Background:
Antibody levels decline a few months post-acute COVID-19, but humoral memory persists in adults. Age and disease severity may affect antibody responses. This study aims to evaluate the presence and durability of antibody responses in children with COVID-19.
Methods:
A prospective, single-center study, involving unvaccinated children 0–16 years old who were hospitalized with COVID-19 between October 2020 and December 2021, was conducted. Serological testing for anti-Spike severe acute respiratory syndrome coronavirus 2 (SARS-CoV-2) IgG and neutralizing antibodies was performed at diagnosis and at 1-, 3-, 6- and 12-months post-infection.
Results:
A total of 65 immunocompetent children were enrolled [mean age (±SD): 6.7 (±6.4) years; males: 56.9%]. At 3 months, 40/44 (91%) children were seropositive; seropositivity persisted in 22/26 (85%) children at 6 months and in 10/12 (83%) children at 12 months.
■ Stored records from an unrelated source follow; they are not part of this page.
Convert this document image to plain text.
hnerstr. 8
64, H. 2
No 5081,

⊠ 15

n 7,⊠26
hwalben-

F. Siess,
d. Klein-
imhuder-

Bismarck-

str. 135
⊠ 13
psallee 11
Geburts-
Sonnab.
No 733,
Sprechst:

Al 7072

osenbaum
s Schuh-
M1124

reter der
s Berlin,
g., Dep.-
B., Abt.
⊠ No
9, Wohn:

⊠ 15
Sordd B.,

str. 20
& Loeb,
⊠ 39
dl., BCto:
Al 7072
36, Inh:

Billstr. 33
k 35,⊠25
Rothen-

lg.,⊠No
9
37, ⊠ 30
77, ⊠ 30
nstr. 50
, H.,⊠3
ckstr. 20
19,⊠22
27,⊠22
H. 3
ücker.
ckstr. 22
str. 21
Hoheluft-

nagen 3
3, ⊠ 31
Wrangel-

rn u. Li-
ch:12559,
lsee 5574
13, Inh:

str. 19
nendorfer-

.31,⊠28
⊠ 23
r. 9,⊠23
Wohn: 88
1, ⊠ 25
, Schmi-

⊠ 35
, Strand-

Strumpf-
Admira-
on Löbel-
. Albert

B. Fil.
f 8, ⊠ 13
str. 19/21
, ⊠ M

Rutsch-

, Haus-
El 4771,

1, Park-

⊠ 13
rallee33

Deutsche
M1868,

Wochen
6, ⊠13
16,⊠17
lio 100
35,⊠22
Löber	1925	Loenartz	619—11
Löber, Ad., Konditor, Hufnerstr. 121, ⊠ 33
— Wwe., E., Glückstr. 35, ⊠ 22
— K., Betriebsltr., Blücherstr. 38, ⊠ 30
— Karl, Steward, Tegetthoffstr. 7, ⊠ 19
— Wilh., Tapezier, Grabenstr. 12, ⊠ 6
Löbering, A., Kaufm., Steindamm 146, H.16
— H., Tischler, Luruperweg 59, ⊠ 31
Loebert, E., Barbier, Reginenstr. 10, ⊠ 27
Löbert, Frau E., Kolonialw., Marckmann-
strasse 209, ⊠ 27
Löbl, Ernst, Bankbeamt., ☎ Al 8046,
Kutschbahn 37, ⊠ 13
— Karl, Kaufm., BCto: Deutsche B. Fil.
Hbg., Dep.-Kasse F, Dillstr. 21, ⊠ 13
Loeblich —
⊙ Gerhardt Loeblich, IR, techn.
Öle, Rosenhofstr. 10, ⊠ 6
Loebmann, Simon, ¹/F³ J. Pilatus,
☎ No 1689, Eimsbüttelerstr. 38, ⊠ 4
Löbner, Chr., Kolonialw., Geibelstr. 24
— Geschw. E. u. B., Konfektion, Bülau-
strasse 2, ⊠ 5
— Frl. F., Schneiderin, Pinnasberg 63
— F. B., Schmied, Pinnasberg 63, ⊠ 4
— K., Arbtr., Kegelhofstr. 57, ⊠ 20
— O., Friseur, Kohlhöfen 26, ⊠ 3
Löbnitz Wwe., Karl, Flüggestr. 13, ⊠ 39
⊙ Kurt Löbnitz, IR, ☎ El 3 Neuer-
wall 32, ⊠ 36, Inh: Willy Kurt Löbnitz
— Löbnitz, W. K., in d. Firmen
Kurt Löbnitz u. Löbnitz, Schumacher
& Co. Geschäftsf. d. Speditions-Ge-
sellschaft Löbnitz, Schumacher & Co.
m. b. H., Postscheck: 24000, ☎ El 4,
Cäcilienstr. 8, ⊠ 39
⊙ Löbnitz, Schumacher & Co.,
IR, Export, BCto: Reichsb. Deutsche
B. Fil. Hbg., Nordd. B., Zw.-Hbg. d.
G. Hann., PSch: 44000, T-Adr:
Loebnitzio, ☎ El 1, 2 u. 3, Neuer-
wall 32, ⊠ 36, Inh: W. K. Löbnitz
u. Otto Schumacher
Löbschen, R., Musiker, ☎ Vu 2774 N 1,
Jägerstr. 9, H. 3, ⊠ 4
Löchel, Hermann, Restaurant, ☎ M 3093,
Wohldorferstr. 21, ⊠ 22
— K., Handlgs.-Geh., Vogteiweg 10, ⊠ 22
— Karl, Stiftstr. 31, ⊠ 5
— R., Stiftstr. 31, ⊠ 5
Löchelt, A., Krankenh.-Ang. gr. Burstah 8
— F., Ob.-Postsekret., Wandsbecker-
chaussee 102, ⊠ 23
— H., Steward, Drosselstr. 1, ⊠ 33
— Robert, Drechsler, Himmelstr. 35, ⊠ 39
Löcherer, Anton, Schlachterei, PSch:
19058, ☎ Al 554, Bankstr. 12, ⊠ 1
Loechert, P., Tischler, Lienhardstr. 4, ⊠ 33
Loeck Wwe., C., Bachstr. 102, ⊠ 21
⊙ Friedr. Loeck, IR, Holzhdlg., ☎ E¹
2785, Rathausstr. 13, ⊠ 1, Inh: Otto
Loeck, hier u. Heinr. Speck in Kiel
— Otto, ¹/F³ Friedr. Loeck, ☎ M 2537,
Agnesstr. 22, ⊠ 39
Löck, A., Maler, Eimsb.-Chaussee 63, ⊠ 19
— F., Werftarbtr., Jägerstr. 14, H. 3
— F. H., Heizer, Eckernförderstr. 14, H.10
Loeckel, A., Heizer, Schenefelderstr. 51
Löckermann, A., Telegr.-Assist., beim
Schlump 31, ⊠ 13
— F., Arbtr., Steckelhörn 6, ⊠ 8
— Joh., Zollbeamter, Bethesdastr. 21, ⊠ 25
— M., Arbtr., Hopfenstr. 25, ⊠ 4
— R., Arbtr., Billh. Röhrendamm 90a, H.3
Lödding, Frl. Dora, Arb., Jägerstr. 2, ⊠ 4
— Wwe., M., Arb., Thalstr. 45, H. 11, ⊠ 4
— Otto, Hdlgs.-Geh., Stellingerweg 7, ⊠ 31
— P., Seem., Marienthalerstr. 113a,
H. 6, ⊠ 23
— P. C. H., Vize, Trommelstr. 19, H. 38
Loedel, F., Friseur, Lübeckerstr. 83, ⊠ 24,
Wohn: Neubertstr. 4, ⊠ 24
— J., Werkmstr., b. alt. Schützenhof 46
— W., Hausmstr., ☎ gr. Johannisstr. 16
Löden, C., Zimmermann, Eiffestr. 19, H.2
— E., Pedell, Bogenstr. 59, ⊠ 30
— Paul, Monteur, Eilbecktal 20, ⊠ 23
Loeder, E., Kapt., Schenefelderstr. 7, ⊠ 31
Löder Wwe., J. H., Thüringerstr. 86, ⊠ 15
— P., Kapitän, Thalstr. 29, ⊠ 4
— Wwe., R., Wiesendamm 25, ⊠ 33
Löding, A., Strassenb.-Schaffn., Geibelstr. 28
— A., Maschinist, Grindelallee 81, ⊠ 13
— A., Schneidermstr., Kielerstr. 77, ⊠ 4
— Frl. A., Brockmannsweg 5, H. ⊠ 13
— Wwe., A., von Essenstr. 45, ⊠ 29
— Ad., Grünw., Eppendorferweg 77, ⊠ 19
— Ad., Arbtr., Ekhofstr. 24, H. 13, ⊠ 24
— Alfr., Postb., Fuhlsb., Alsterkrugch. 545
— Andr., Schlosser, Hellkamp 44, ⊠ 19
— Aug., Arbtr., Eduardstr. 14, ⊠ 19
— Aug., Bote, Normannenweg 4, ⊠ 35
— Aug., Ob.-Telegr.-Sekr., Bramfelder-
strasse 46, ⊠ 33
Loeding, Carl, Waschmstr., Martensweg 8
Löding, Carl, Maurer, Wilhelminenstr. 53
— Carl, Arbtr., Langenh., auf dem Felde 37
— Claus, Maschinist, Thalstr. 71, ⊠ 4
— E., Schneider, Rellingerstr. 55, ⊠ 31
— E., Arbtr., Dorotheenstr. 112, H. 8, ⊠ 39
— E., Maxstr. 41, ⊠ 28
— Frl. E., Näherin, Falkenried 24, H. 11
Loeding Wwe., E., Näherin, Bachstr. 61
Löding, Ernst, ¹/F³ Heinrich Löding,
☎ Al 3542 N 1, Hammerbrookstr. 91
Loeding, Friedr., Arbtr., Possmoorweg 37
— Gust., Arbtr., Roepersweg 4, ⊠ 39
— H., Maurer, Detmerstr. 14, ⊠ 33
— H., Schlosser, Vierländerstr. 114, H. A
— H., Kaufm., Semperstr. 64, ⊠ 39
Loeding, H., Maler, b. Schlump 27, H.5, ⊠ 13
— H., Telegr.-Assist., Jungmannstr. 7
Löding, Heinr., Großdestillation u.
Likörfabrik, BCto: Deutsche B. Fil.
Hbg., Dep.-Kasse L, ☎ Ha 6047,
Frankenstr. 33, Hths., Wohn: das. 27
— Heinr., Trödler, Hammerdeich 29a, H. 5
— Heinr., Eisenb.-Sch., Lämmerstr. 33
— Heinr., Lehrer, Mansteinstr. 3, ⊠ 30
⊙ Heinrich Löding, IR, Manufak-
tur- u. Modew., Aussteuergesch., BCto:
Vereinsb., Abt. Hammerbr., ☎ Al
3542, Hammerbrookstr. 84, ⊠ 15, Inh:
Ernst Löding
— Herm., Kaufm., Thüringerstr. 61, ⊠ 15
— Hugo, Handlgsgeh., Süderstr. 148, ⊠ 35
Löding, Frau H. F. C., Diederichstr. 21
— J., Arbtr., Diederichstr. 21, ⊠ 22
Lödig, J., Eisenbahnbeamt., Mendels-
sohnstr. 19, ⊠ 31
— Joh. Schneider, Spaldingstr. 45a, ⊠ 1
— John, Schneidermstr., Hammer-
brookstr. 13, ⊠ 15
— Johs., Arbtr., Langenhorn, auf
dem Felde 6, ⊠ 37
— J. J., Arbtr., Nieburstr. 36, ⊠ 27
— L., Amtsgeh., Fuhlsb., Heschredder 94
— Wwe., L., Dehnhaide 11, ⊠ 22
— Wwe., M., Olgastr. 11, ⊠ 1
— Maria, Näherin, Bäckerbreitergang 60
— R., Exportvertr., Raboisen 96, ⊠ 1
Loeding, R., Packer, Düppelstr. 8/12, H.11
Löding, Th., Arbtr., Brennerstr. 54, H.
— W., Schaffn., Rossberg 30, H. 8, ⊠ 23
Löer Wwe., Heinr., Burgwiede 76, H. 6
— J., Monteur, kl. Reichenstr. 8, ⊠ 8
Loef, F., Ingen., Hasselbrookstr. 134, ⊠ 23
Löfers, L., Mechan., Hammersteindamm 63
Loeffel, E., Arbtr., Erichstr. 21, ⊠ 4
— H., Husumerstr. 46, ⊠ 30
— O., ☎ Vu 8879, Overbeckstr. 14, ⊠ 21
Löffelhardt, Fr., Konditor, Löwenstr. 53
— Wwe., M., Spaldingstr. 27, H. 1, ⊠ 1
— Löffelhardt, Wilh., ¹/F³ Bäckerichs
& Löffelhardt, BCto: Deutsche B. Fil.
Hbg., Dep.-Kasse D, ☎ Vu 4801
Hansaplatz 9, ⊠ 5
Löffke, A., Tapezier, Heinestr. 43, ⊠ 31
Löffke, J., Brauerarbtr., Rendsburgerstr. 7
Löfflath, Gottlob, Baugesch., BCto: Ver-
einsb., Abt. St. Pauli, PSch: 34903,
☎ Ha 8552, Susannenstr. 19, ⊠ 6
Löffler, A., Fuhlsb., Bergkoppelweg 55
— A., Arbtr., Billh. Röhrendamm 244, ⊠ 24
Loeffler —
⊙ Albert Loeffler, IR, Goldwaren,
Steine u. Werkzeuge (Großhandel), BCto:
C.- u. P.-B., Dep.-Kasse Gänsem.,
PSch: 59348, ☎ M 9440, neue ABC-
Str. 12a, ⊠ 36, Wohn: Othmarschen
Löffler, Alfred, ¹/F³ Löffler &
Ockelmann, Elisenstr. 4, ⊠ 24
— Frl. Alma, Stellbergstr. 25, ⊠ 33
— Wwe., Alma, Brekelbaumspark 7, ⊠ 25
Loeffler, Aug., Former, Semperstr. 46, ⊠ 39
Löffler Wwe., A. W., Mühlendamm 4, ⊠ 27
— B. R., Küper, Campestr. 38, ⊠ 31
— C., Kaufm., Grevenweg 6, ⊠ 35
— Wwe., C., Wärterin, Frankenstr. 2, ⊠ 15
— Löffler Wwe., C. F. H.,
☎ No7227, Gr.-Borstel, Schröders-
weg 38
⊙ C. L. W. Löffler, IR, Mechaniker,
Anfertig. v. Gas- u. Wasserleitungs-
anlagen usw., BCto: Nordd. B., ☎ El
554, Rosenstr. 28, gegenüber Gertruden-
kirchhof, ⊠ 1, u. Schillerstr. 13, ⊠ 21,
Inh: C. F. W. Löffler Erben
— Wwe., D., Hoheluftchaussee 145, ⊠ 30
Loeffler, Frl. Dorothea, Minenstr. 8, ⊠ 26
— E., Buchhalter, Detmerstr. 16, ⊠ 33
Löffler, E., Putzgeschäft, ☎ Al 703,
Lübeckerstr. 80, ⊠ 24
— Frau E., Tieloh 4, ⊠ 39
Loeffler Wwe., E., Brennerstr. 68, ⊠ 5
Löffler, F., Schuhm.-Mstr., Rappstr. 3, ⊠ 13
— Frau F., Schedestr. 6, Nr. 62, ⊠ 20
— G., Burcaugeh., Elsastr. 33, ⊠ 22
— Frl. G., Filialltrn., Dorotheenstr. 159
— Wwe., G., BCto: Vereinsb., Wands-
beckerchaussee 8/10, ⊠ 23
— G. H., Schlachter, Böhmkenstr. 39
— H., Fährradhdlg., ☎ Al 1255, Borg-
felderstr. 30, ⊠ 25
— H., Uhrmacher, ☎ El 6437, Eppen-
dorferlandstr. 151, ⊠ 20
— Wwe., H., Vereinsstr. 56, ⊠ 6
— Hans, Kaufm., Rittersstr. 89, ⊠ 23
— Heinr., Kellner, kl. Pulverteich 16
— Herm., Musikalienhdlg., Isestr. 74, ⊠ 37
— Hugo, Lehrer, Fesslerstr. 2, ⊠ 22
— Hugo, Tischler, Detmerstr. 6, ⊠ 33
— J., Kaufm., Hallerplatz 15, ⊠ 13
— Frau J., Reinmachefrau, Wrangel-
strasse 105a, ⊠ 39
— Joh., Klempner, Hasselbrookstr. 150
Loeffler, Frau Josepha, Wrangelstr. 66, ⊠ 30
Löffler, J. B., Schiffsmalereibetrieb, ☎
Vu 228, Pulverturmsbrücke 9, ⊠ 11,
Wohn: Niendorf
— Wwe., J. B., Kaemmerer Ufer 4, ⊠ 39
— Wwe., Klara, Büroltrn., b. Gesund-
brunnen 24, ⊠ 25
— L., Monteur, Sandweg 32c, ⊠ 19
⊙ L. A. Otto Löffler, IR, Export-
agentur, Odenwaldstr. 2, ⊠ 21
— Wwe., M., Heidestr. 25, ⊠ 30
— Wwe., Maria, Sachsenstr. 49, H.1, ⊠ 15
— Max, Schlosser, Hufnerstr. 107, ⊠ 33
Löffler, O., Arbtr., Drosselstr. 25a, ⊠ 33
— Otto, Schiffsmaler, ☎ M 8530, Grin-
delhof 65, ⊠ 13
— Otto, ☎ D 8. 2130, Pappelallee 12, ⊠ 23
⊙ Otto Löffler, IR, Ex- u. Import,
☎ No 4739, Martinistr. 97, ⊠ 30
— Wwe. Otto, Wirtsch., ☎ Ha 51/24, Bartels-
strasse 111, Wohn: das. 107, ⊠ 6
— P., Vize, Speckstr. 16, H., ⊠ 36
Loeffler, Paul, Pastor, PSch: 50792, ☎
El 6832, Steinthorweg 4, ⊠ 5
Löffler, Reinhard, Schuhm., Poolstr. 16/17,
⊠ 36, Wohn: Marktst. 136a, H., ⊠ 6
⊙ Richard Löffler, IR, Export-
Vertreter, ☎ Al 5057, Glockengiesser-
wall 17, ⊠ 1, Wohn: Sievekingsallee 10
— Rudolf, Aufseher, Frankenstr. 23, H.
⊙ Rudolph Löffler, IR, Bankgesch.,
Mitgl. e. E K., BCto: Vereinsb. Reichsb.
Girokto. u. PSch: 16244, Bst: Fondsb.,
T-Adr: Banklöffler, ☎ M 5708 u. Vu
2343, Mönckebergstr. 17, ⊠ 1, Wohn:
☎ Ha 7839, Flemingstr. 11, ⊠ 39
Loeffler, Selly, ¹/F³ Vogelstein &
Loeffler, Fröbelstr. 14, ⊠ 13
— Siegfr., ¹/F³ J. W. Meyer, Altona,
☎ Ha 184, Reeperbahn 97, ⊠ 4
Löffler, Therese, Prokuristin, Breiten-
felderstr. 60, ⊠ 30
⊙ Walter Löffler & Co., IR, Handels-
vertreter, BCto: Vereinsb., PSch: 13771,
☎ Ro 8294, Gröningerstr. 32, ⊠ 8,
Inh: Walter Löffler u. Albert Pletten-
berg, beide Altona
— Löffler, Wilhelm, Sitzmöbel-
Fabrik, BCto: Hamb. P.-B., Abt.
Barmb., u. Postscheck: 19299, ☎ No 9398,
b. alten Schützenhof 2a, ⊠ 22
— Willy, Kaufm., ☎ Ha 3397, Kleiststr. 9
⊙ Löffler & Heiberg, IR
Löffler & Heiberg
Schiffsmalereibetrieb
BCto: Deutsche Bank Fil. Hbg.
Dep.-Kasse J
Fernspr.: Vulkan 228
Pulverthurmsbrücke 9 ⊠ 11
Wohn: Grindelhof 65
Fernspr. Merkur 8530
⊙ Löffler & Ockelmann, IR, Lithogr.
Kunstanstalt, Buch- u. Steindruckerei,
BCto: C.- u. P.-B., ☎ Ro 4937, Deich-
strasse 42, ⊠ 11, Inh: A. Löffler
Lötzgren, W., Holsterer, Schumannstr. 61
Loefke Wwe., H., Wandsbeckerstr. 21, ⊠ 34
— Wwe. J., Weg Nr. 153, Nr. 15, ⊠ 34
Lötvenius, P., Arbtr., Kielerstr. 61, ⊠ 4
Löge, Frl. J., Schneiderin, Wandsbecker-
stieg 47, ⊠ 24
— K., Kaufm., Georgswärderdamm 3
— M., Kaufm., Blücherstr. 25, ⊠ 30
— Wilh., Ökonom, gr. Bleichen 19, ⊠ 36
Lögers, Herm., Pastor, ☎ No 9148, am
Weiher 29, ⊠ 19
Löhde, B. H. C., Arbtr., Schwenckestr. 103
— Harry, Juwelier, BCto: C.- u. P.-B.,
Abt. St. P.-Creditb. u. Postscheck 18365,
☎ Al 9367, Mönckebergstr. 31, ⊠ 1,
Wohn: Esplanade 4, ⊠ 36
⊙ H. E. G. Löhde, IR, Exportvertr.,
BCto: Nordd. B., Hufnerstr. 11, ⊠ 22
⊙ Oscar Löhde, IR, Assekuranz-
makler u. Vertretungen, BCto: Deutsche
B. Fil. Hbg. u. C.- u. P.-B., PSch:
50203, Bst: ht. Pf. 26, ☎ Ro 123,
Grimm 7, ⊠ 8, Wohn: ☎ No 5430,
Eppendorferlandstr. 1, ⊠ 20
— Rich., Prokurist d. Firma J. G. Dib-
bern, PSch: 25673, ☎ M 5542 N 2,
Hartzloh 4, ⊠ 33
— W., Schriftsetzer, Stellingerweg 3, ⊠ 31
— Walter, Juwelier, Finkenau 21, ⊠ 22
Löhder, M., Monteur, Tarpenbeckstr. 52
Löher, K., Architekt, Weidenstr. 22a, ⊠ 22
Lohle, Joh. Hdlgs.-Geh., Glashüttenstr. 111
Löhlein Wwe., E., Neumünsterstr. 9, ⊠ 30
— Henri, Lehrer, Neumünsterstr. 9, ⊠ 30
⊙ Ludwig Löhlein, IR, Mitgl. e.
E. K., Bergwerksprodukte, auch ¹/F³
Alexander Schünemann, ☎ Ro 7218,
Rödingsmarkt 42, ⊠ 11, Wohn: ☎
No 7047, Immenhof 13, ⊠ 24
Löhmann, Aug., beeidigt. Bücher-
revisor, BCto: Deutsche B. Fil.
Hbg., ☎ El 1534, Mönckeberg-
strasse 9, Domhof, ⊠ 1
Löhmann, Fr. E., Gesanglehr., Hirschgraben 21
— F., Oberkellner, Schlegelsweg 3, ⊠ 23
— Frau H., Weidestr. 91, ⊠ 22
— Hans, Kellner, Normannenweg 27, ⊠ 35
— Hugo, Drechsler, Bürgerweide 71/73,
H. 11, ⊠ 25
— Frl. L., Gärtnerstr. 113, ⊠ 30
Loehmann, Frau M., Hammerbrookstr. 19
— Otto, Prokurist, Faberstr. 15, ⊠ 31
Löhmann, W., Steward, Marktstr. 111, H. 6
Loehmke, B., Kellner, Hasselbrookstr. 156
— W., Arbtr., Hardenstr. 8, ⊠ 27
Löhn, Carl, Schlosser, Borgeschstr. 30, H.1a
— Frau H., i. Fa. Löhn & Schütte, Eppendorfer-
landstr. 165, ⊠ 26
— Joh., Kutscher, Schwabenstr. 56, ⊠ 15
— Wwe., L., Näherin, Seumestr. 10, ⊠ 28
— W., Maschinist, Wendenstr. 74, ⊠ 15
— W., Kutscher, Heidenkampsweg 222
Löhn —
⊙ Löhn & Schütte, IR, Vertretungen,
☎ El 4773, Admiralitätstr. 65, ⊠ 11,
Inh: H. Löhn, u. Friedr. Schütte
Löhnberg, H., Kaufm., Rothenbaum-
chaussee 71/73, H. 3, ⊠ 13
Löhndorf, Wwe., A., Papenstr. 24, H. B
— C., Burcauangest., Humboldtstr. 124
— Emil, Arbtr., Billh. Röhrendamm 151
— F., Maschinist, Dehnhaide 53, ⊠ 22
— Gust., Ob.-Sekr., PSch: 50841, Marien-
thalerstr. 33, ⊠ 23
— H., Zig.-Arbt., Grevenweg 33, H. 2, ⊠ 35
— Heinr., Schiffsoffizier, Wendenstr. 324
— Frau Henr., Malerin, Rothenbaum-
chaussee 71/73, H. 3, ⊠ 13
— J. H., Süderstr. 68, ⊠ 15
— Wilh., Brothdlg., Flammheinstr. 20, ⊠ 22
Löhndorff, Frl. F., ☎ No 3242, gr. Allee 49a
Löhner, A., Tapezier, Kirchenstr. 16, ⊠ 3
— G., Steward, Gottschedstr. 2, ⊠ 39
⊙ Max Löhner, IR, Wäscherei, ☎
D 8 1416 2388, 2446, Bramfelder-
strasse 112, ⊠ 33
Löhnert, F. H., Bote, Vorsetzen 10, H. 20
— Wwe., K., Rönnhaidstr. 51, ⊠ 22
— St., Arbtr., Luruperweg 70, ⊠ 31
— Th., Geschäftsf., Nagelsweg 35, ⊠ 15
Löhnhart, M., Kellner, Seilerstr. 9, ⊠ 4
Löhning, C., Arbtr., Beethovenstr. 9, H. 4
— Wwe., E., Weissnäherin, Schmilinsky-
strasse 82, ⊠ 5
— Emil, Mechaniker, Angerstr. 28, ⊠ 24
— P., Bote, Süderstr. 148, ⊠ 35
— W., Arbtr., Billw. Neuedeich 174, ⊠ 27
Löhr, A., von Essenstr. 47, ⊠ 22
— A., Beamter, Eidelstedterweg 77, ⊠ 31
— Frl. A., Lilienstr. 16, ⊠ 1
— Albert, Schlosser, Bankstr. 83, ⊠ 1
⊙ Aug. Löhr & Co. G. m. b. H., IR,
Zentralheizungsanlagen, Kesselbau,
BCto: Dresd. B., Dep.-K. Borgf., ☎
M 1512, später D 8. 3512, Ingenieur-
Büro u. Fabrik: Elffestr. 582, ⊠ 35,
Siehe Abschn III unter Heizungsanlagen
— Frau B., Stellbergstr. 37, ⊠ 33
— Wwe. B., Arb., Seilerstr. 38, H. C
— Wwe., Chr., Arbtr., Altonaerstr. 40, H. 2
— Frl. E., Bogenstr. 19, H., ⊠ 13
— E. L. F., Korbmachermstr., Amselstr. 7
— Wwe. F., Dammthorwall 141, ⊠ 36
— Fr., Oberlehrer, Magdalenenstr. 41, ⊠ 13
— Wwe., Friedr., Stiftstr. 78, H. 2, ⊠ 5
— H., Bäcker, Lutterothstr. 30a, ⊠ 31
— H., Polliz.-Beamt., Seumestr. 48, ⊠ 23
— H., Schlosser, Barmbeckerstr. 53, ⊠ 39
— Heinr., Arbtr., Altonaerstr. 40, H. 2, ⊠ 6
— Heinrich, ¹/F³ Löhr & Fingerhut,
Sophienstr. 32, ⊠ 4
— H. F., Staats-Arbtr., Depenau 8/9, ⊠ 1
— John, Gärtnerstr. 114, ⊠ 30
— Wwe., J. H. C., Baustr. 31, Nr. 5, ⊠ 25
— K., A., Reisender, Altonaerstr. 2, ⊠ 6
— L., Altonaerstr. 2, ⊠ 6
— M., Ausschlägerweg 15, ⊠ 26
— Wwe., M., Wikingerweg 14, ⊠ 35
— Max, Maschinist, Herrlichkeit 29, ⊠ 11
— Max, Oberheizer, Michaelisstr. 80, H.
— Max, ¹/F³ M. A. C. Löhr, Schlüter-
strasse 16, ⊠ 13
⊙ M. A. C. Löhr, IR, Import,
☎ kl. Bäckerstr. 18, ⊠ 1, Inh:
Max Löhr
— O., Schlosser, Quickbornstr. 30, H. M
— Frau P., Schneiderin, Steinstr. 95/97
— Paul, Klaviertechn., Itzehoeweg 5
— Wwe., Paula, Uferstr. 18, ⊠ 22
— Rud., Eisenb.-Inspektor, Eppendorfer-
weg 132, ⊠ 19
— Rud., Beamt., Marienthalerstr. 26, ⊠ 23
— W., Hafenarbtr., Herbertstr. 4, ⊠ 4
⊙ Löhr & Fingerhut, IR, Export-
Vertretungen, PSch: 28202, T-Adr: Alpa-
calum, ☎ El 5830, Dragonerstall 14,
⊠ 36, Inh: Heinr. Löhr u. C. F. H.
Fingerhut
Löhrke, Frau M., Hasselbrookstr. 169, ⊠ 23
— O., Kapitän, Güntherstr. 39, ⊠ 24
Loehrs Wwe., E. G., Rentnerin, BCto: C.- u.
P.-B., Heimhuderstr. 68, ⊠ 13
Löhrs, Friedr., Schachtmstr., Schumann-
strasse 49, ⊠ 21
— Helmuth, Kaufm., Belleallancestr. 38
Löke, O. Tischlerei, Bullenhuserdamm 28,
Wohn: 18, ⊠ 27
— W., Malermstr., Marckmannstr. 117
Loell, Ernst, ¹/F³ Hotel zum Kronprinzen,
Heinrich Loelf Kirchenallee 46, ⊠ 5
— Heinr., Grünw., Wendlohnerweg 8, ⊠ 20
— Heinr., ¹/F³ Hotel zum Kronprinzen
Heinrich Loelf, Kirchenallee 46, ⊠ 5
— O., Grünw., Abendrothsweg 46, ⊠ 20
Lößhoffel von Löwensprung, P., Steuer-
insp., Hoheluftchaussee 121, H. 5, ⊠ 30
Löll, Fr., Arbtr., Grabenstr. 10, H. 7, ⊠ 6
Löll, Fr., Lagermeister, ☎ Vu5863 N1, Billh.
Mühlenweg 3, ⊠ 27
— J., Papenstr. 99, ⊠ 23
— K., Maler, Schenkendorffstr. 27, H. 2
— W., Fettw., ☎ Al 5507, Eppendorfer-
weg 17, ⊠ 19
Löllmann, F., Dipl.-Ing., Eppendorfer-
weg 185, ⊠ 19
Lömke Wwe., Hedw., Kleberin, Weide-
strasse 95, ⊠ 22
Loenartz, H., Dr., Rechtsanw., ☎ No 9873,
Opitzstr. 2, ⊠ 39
There was no evidence that age was modifying the prediction of variance of SARS-CoV-2 IgG levels. In contrast, SARS-CoV-2 IgG levels varied with time and disease severity. The association with time was non-linear, so that with increasing time there was a significant reduction in SARS-CoV-2 IgG levels [coef, 0.044 (95% confidence interval {CI}: 0.061–0.028), P < 0.001]. For each increment of time, the higher disease severity group was associated with 0.9 lower SARS-CoV-2 IgG levels. Everyone varied from the average effect of time with an SD of 0.01, suggesting that individuals may have different trajectories across time.
Conclusion:
Disease severity, but not age, influences antibody titers among children hospitalized with COVID-19. SARS-CoV-2 infection induces durable seroconversion in these children with detectable IgG levels at 1 year after infection.